Joseph Muscat will answer to corruption charges today, in what will be a landmark case against a former prime minister.
The police are set to be on high alert over fears that tension could boil over when Labour supporters are expected to gather en masse to support Muscat outside the law courts.
Supporters have been told to gather in Valletta at 10am, while the arraignments are expected to start an hour later.

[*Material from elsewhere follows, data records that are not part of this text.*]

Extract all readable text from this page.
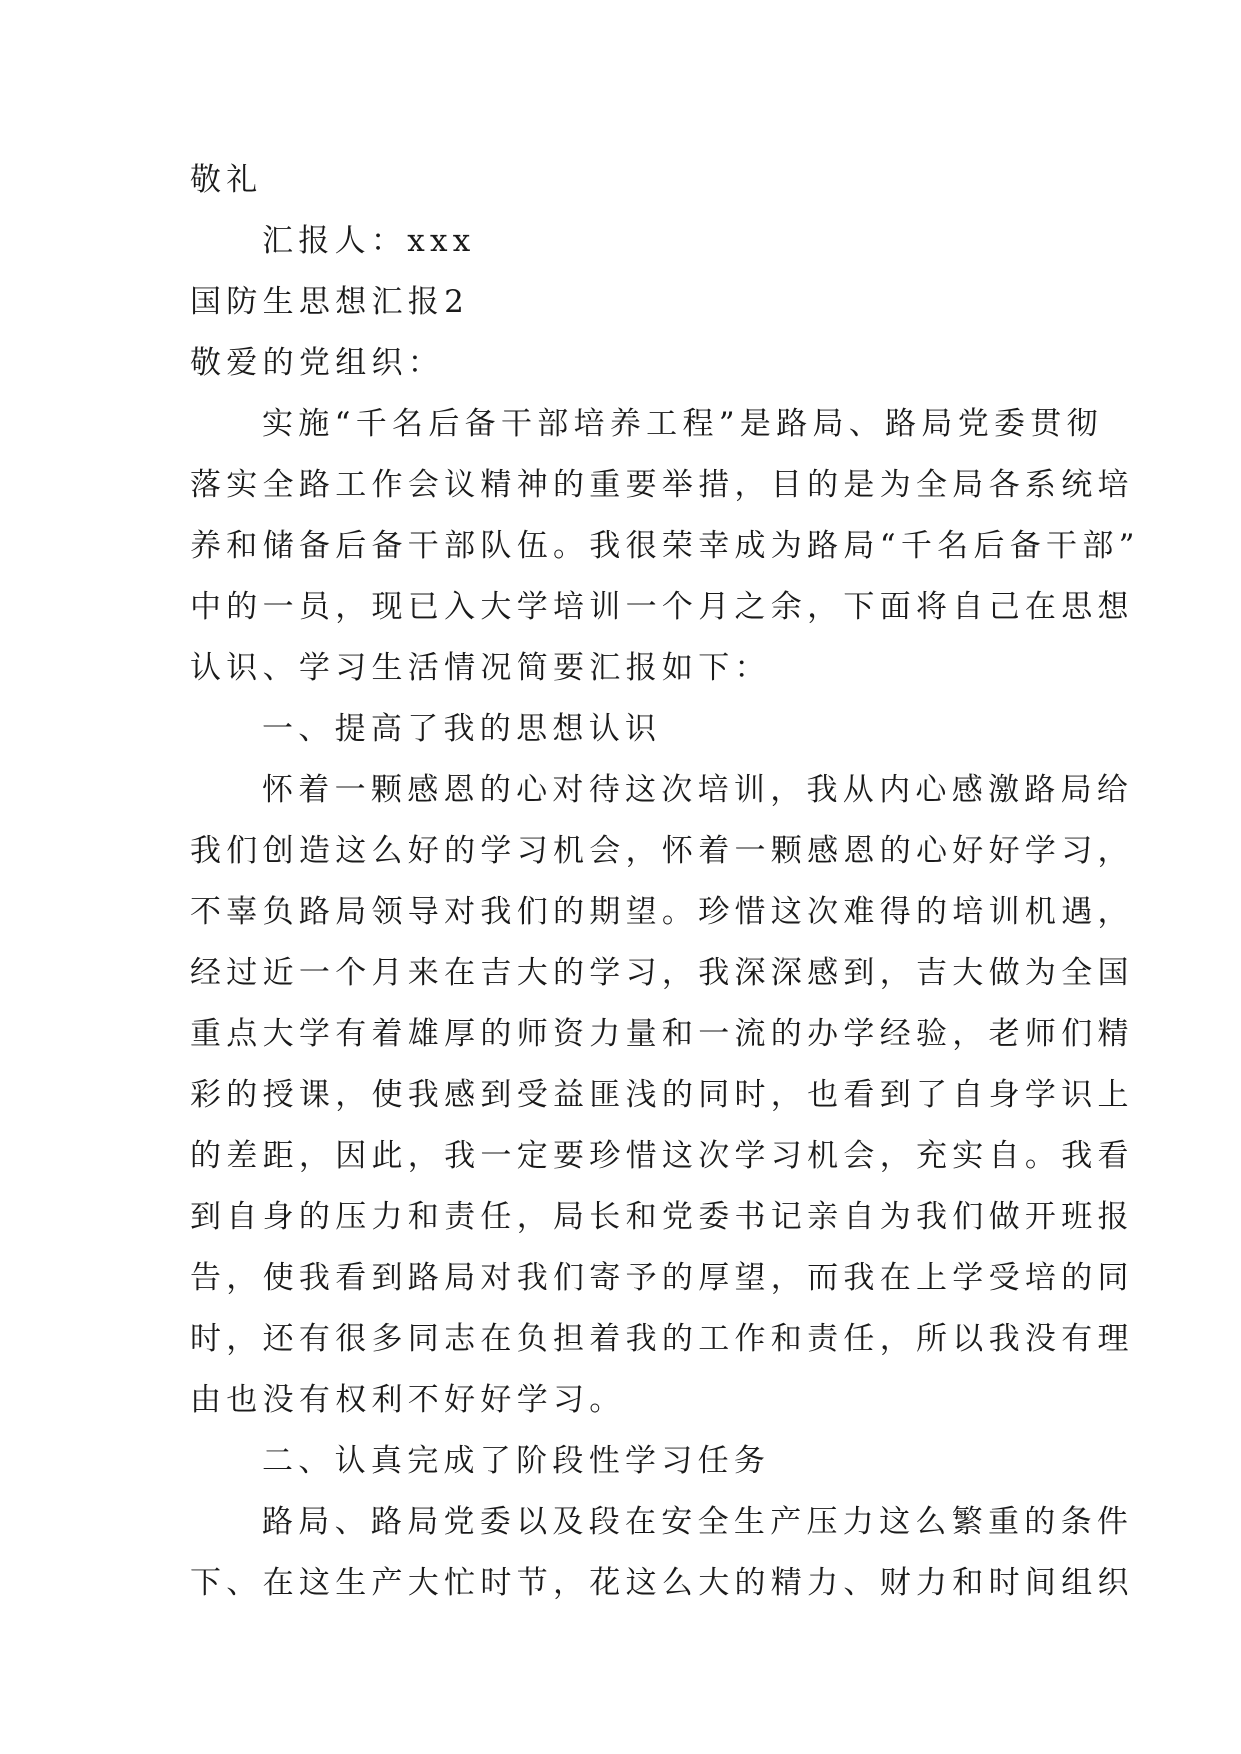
敬礼
汇报人：xxx
国防生思想汇报2
敬爱的党组织：
实施“千名后备干部培养工程”是路局、路局党委贯彻
落实全路工作会议精神的重要举措，目的是为全局各系统培
养和储备后备干部队伍。我很荣幸成为路局“千名后备干部”
中的一员，现已入大学培训一个月之余，下面将自己在思想
认识、学习生活情况简要汇报如下：
一、提高了我的思想认识
怀着一颗感恩的心对待这次培训，我从内心感激路局给
我们创造这么好的学习机会，怀着一颗感恩的心好好学习，
不辜负路局领导对我们的期望。珍惜这次难得的培训机遇，
经过近一个月来在吉大的学习，我深深感到，吉大做为全国
重点大学有着雄厚的师资力量和一流的办学经验，老师们精
彩的授课，使我感到受益匪浅的同时，也看到了自身学识上
的差距，因此，我一定要珍惜这次学习机会，充实自。我看
到自身的压力和责任，局长和党委书记亲自为我们做开班报
告，使我看到路局对我们寄予的厚望，而我在上学受培的同
时，还有很多同志在负担着我的工作和责任，所以我没有理
由也没有权利不好好学习。
二、认真完成了阶段性学习任务
路局、路局党委以及段在安全生产压力这么繁重的条件
下、在这生产大忙时节，花这么大的精力、财力和时间组织
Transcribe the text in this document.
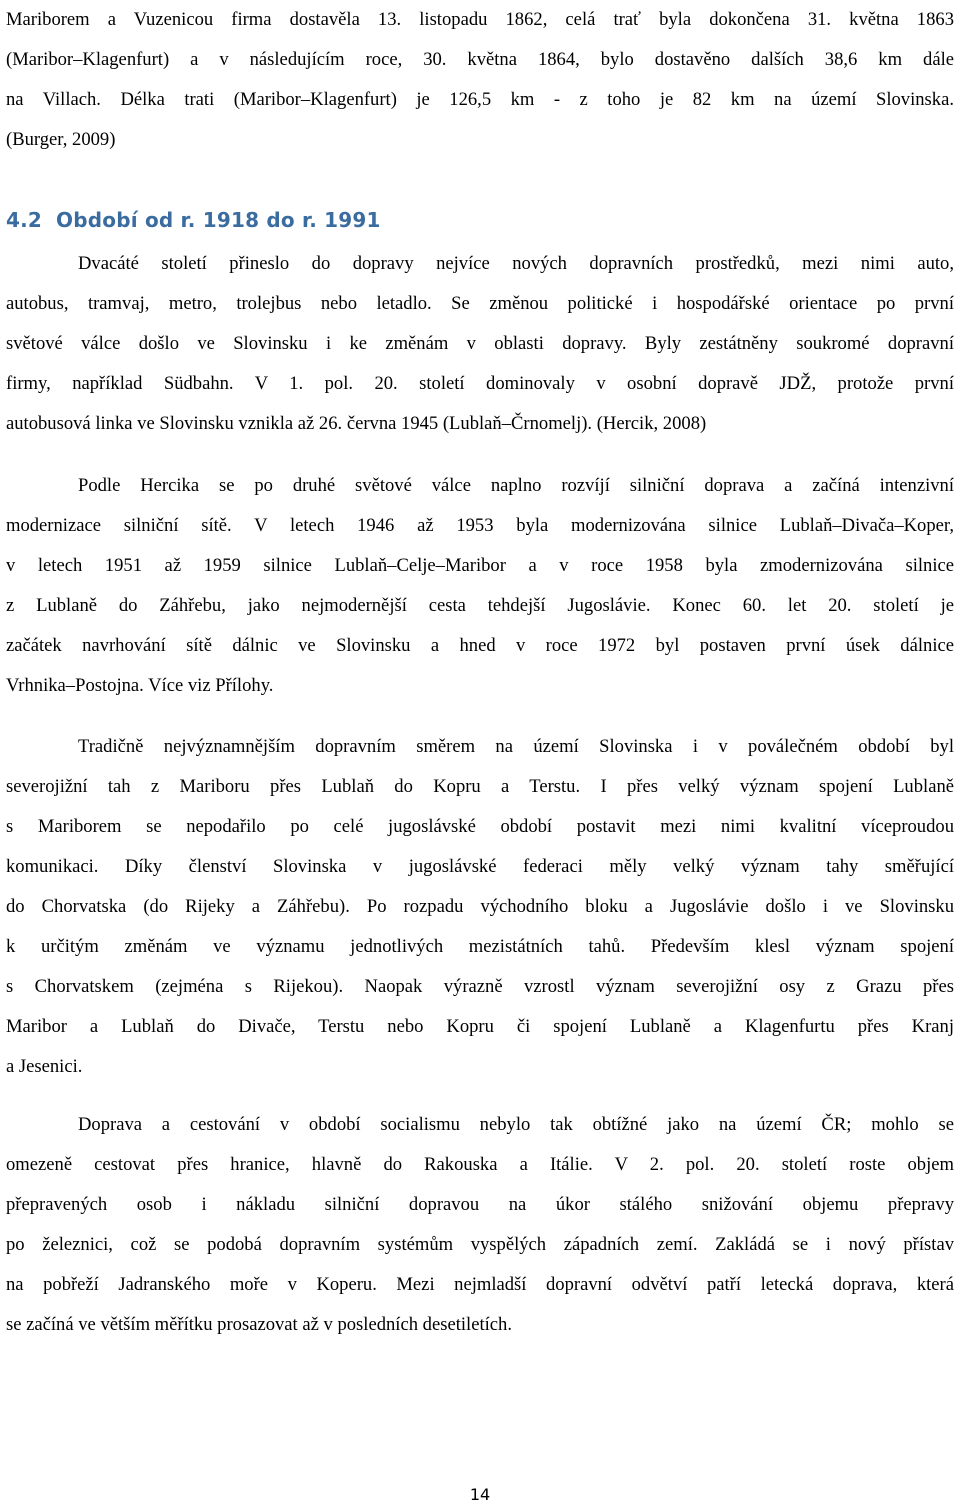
Mariborem a Vuzenicou firma dostavěla 13. listopadu 1862, celá trať byla dokončena 31. května 1863
(Maribor–Klagenfurt) a v následujícím roce, 30. května 1864, bylo dostavěno dalších 38,6 km dále
na Villach. Délka trati (Maribor–Klagenfurt) je 126,5 km - z toho je 82 km na území Slovinska.
(Burger, 2009)
4.2 Období od r. 1918 do r. 1991
Dvacáté století přineslo do dopravy nejvíce nových dopravních prostředků, mezi nimi auto,
autobus, tramvaj, metro, trolejbus nebo letadlo. Se změnou politické i hospodářské orientace po první
světové válce došlo ve Slovinsku i ke změnám v oblasti dopravy. Byly zestátněny soukromé dopravní
firmy, například Südbahn. V 1. pol. 20. století dominovaly v osobní dopravě JDŽ, protože první
autobusová linka ve Slovinsku vznikla až 26. června 1945 (Lublaň–Črnomelj). (Hercik, 2008)
Podle Hercika se po druhé světové válce naplno rozvíjí silniční doprava a začíná intenzivní
modernizace silniční sítě. V letech 1946 až 1953 byla modernizována silnice Lublaň–Divača–Koper,
v letech 1951 až 1959 silnice Lublaň–Celje–Maribor a v roce 1958 byla zmodernizována silnice
z Lublaně do Záhřebu, jako nejmodernější cesta tehdejší Jugoslávie. Konec 60. let 20. století je
začátek navrhování sítě dálnic ve Slovinsku a hned v roce 1972 byl postaven první úsek dálnice
Vrhnika–Postojna. Více viz Přílohy.
Tradičně nejvýznamnějším dopravním směrem na území Slovinska i v poválečném období byl
severojižní tah z Mariboru přes Lublaň do Kopru a Terstu. I přes velký význam spojení Lublaně
s Mariborem se nepodařilo po celé jugoslávské období postavit mezi nimi kvalitní víceproudou
komunikaci. Díky členství Slovinska v jugoslávské federaci měly velký význam tahy směřující
do Chorvatska (do Rijeky a Záhřebu). Po rozpadu východního bloku a Jugoslávie došlo i ve Slovinsku
k určitým změnám ve významu jednotlivých mezistátních tahů. Především klesl význam spojení
s Chorvatskem (zejména s Rijekou). Naopak výrazně vzrostl význam severojižní osy z Grazu přes
Maribor a Lublaň do Divače, Terstu nebo Kopru či spojení Lublaně a Klagenfurtu přes Kranj
a Jesenici.
Doprava a cestování v období socialismu nebylo tak obtížné jako na území ČR; mohlo se
omezeně cestovat přes hranice, hlavně do Rakouska a Itálie. V 2. pol. 20. století roste objem
přepravených osob i nákladu silniční dopravou na úkor stálého snižování objemu přepravy
po železnici, což se podobá dopravním systémům vyspělých západních zemí. Zakládá se i nový přístav
na pobřeží Jadranského moře v Koperu. Mezi nejmladší dopravní odvětví patří letecká doprava, která
se začíná ve větším měřítku prosazovat až v posledních desetiletích.
14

Times of Malta will be running a live blog.
A strong police presence is expected outside the lawcourts as the former prime minister and 22 others enter the building to face the charges.
Muscat is facing a raft of charges, including money laundering, corruption, bribery, and setting up a criminal organisation.
His co-defendants will include his former chief of staff Keith Schembri and former health minister Konrad Mizzi.
All three deny wrongdoing.
Apart from the three government officials, a network of 20 other individuals and companies will be charged.
The case revolves around a €4 billion deal signed by Muscat’s government to hand the running of three public hospitals to suspected fraudsters.
Vitals Global Healthcare was awarded the concession in 2015, on the back of what investigators allege was a rigged tendering process.
Investigators who pored over thousands of e-mails, documents and banking records have likened the deal to a “Ponzi scheme”.
Muscat, Mizzi and Schembri are all suspected to have illicitly benefitted from a “political support fund” set up by Steward Health Care, who took over the concession from Vitals in 2018.
Steward was booted out of the concession by a civil court last year on fraud grounds, with the three hospitals being returned to the government.
The ex-prime minister is being charged by summons, meaning he is not under arrest and will freely make his way inside and back out of court.
The arraignment will likely be the first salvo in a case that could well drag on for years.
The gravity of the charges means the ex-government officials will likely face a jury trial.
Brian Tonna and Karl Cini, two accountants who set up “money laundering structures” for Mizzi and Schembri in Panama will also be charged.
David Meli, who was a lawyer for both Vitals and Steward, will similarly be in the dock on charges of money laundering and bribing government officials, alongside Vitals’ auditor Chris Spiteri.
Another key individual facing charges today is Ivan Vassallo, the director of medical supply company Technoline.
Vassallo is alleged to have been complicit in plans to front Technoline on behalf of Schembri and Mizzi. Former Allied Newspapers managing director Adrian Hillman and businessman Pierre Sladden will similarly be charged in connection with the Technoline plan.
The arraignments will be heard in Hall 22 – the largest courtroom – with the balcony normally available to the public instead reserved for the press and family members of the accused.
The area downstairs will be reserved for defendants, prosecution, defence and court staff.
Insiders who spoke to Times of Malta say Muscat’s supporters have been rallying around to draw a large crowd in Valletta this morning.
Muscat has repeatedly claimed he was innocent of the accusations.
The drama leading to today’s arraignment continued yesterday with three top civil servants insisting the Attorney General was with them in talks over the hospitals concession, and therefore has a conflict of interest.
While Robert Abela insisted yesterday that the institutions should be allowed to do their work, Opposition leader Bernard Grech said the prime minister is complicit in the hospitals scandal.